Apart from competing at the Paralympic Games, Cody won the women's wheelchair division at the Chicago Marathon in 1989, 1990; Los Angeles Marathon in 1990; Mobile 10K National Championship 1990, 1991; and two second-place finishes at the Boston Marathon in 1990, 1991. She was the first woman Paralympian elected to the International Paralympic Committee governing board in 2005 and won re-election in 2009 and 2013, and was awarded the Paralympic Order in 2017.

==Early life and education==
Cody was born on May 14, 1963, in Binghamton, New York. While attending Groton High School, she competed in varsity field hockey, volleyball, basketball, and softball. She became disabled her junior year in high school. At the University of Illinois Cody obtained bachelor of fine arts and Master of Science degrees while competing as a dual sport athlete in wheelchair basketball and wheelchair racing. At Illinois, Cody helped win five national championships in wheelchair basketball in 1983, 1986, 1989, 1991, and 1991.

==Career==
Cody started her Paralympic career representing the United States in wheelchair basketball at the 1984 Summer Paralympics. Cody competed in athletics in her second Paralympic Games and won four silver medals at the 1988 Summer Paralympics in Seoul, Korea. At her final Paralympic Games, Cody won a gold and a bronze at the 1992 Summer Paralympics in Barcelona, Spain while helping set a world record in the 4 × 100 m relay. In 2013, she ran for vice president of the International Paralympic Committee. While she was defeated by Andrew Parsons, Cody was elected to IPC's governing board that year for a third and final term. She was responsible for writing and securing passage of IPC's gender equity policy at the 2003 general assembly. As Chair of the IPC women in sport committee she developed an IPC report card on gender equity to reflect the rate of women in leadership positions across IPC, sports federations, and NPCs and set targets for increasing the number of women athletes competing in summer and winter Games. Women made up 40% of the athletes competing at the 2021 Tokyo Paralympic Games compared to just 25% in the 2000 Paralympics in Sydney, Australia.

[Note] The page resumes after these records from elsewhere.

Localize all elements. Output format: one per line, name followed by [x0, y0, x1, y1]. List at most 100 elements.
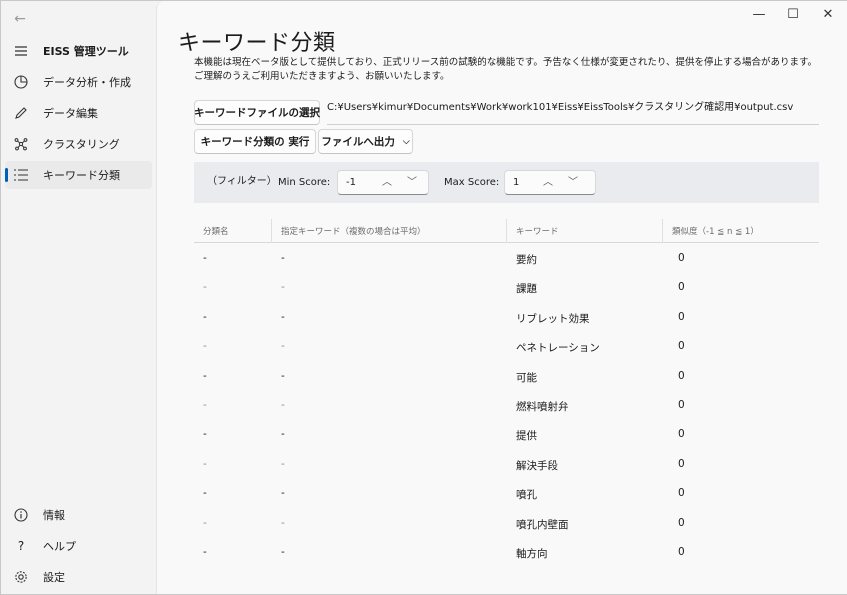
- cell-category: -: [203, 369, 207, 382]
- cell-similarity: 0: [678, 398, 685, 411]
- cell-category: -: [203, 281, 207, 294]
- page-description: 本機能は現在ベータ版として提供しており、正式リリース前の試験的な機能です。予告な…: [194, 56, 834, 84]
- sidebar-item-settings[interactable]: 設定: [5, 563, 152, 591]
- cell-keyword: 要約: [516, 254, 537, 266]
- sidebar-item-label: クラスタリング: [43, 138, 120, 151]
- cell-keyword-spec: -: [281, 310, 285, 323]
- cell-keyword: 噴孔内壁面: [516, 518, 569, 531]
- max-score-input[interactable]: 1 ︿ ﹀: [504, 170, 596, 195]
- cell-category: -: [203, 516, 207, 529]
- filter-bar: （フィルター） Min Score: -1 ︿ ﹀ Max Score: 1 ︿…: [194, 162, 819, 203]
- cell-similarity: 0: [678, 252, 685, 264]
- cell-category: -: [203, 310, 207, 323]
- close-button[interactable]: ✕: [810, 3, 846, 25]
- cell-keyword-spec: -: [281, 398, 285, 411]
- table-row[interactable]: - - 噴孔内壁面 0: [194, 508, 819, 537]
- table-row[interactable]: - - 可能 0: [194, 361, 819, 390]
- table-row[interactable]: - - リブレット効果 0: [194, 302, 819, 331]
- sidebar: ← EISS 管理ツール データ分析・作成 データ編集 クラスタリング キーワー…: [1, 1, 156, 594]
- minimize-button[interactable]: —: [741, 3, 777, 25]
- cell-keyword: 噴孔: [516, 489, 537, 502]
- sidebar-item-label: ヘルプ: [43, 540, 76, 553]
- cell-keyword-spec: -: [281, 369, 285, 382]
- table-body: - - 要約 0 - - 課題 0 - - リブレット効果 0 - - ペネトレーション 0 - - 可能 0 - - 燃料…: [194, 243, 819, 566]
- cell-keyword-spec: -: [281, 252, 285, 264]
- cell-category: -: [203, 398, 207, 411]
- min-score-input[interactable]: -1 ︿ ﹀: [337, 170, 429, 195]
- pencil-icon: [13, 105, 29, 121]
- table-row[interactable]: - - 提供 0: [194, 419, 819, 448]
- table-row[interactable]: - - 要約 0: [194, 243, 819, 272]
- cell-keyword-spec: -: [281, 487, 285, 500]
- table-row[interactable]: - - ペネトレーション 0: [194, 331, 819, 360]
- table-row[interactable]: - - 解決手段 0: [194, 449, 819, 478]
- keyword-table: 分類名 指定キーワード（複数の場合は平均） キーワード 類似度（-1 ≦ n ≦…: [194, 219, 819, 566]
- table-row[interactable]: - - 燃料噴射弁 0: [194, 390, 819, 419]
- cell-category: -: [203, 428, 207, 441]
- info-icon: [13, 507, 29, 523]
- maximize-button[interactable]: ☐: [775, 3, 811, 25]
- sidebar-item-info[interactable]: 情報: [5, 501, 152, 529]
- pie-chart-icon: [13, 74, 29, 90]
- select-keyword-file-button[interactable]: キーワードファイルの選択: [194, 100, 320, 125]
- cell-similarity: 0: [678, 428, 685, 441]
- min-score-value: -1: [346, 177, 356, 188]
- decrement-icon[interactable]: ﹀: [403, 174, 421, 192]
- table-header: 分類名 指定キーワード（複数の場合は平均） キーワード 類似度（-1 ≦ n ≦…: [194, 219, 819, 243]
- table-row[interactable]: - - 課題 0: [194, 272, 819, 301]
- cell-similarity: 0: [678, 340, 685, 353]
- table-row[interactable]: - - 軸方向 0: [194, 537, 819, 566]
- run-classification-button[interactable]: キーワード分類の 実行: [194, 129, 316, 154]
- cell-category: -: [203, 340, 207, 353]
- cell-similarity: 0: [678, 281, 685, 294]
- cell-keyword: ペネトレーション: [516, 342, 600, 355]
- cell-keyword: 提供: [516, 430, 537, 443]
- cell-keyword: 解決手段: [516, 459, 558, 472]
- cell-keyword: 燃料噴射弁: [516, 400, 569, 413]
- min-score-label: Min Score:: [278, 177, 331, 188]
- cell-keyword: 課題: [516, 283, 537, 296]
- cell-similarity: 0: [678, 457, 685, 470]
- question-mark-icon: ?: [17, 539, 25, 553]
- hamburger-menu-item[interactable]: EISS 管理ツール: [5, 37, 152, 65]
- increment-icon[interactable]: ︿: [378, 174, 396, 192]
- app-title: EISS 管理ツール: [43, 45, 129, 58]
- cell-category: -: [203, 545, 207, 558]
- cell-keyword-spec: -: [281, 340, 285, 353]
- export-label: ファイルへ出力: [321, 136, 395, 148]
- decrement-icon[interactable]: ﹀: [564, 174, 582, 192]
- back-arrow-icon[interactable]: ←: [9, 9, 31, 29]
- list-icon: [13, 167, 29, 183]
- page-title: キーワード分類: [178, 31, 336, 56]
- column-divider[interactable]: [271, 219, 272, 243]
- gear-icon: [13, 569, 29, 585]
- sidebar-item-label: データ編集: [43, 107, 98, 120]
- sidebar-item-label: 情報: [43, 509, 65, 522]
- cell-similarity: 0: [678, 516, 685, 529]
- column-divider[interactable]: [662, 219, 663, 243]
- table-row[interactable]: - - 噴孔 0: [194, 478, 819, 507]
- cluster-icon: [13, 136, 29, 152]
- app-window: ← EISS 管理ツール データ分析・作成 データ編集 クラスタリング キーワー…: [0, 0, 847, 595]
- sidebar-item-data-edit[interactable]: データ編集: [5, 99, 152, 127]
- export-file-dropdown[interactable]: ファイルへ出力 ⌵: [318, 129, 413, 154]
- cell-keyword-spec: -: [281, 281, 285, 294]
- sidebar-item-label: データ分析・作成: [43, 76, 131, 89]
- sidebar-item-label: 設定: [43, 571, 65, 584]
- cell-keyword: 軸方向: [516, 547, 548, 560]
- cell-keyword: リブレット効果: [516, 312, 590, 325]
- column-divider[interactable]: [506, 219, 507, 243]
- sidebar-item-data-analysis[interactable]: データ分析・作成: [5, 68, 152, 96]
- sidebar-item-help[interactable]: ? ヘルプ: [5, 532, 152, 560]
- cell-keyword-spec: -: [281, 545, 285, 558]
- cell-similarity: 0: [678, 369, 685, 382]
- cell-similarity: 0: [678, 545, 685, 558]
- cell-category: -: [203, 487, 207, 500]
- sidebar-item-keyword-classification[interactable]: キーワード分類: [5, 161, 152, 189]
- increment-icon[interactable]: ︿: [539, 174, 557, 192]
- max-score-value: 1: [513, 177, 520, 188]
- main-content: キーワード分類 本機能は現在ベータ版として提供しており、正式リリース前の試験的な…: [156, 1, 847, 594]
- cell-similarity: 0: [678, 487, 685, 500]
- sidebar-item-clustering[interactable]: クラスタリング: [5, 130, 152, 158]
- cell-category: -: [203, 252, 207, 264]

Outside of the Paralympics, Cody appeared at the 1988 Summer Olympics in wheelchair racing. She won the 1989 Chicago Marathon and 1990 Los Angeles Marathon in the women's wheelchair division. Cody also won the wheelchair division of the 1990 Chicago Marathon. Alternatively, Cody has held positions in the non-profit, business, and public sectors. She was a venue director for the 1996 Atlanta Paralympic Organizing Committee. Cody was vice president with Sagamore Associates now Faegre Drinker the government affairs consulting firm from 1999 to 2007. At BlazeSports America she designed and led a campaign to increase interscholastic sports offerings for students with disabilities. Currently, Cody works at the United States Department of State in the Bureau of Democracy, Human Rights, and Labor.

== Awards and honors ==
Cody earned all-tournament honors from the National Wheelchair Basketball Association's women's division in 1985, 1986, 1987, 1989, 1990, and 1991. She was named athlete of the year by both USA Track & Field and Wheelchair Sports, USA in 1990. In 2004, Cody was inducted into the Adaptive Sports USA Hall of Fame. During 2007, she was named a Distinguished Alumni from the University of Illinois. In 2009, Cody was awarded the Amazing Leader award by the U.S. Paralympics.

In 2012, she received the George M. Steinbrenner III Sport Leadership Award from the U.S. Olympic Foundation. In 2017, Cody was awarded the Paralympic Order. She received a Doctorate of Humane Letters from the State University of New York at Cortland in 2019.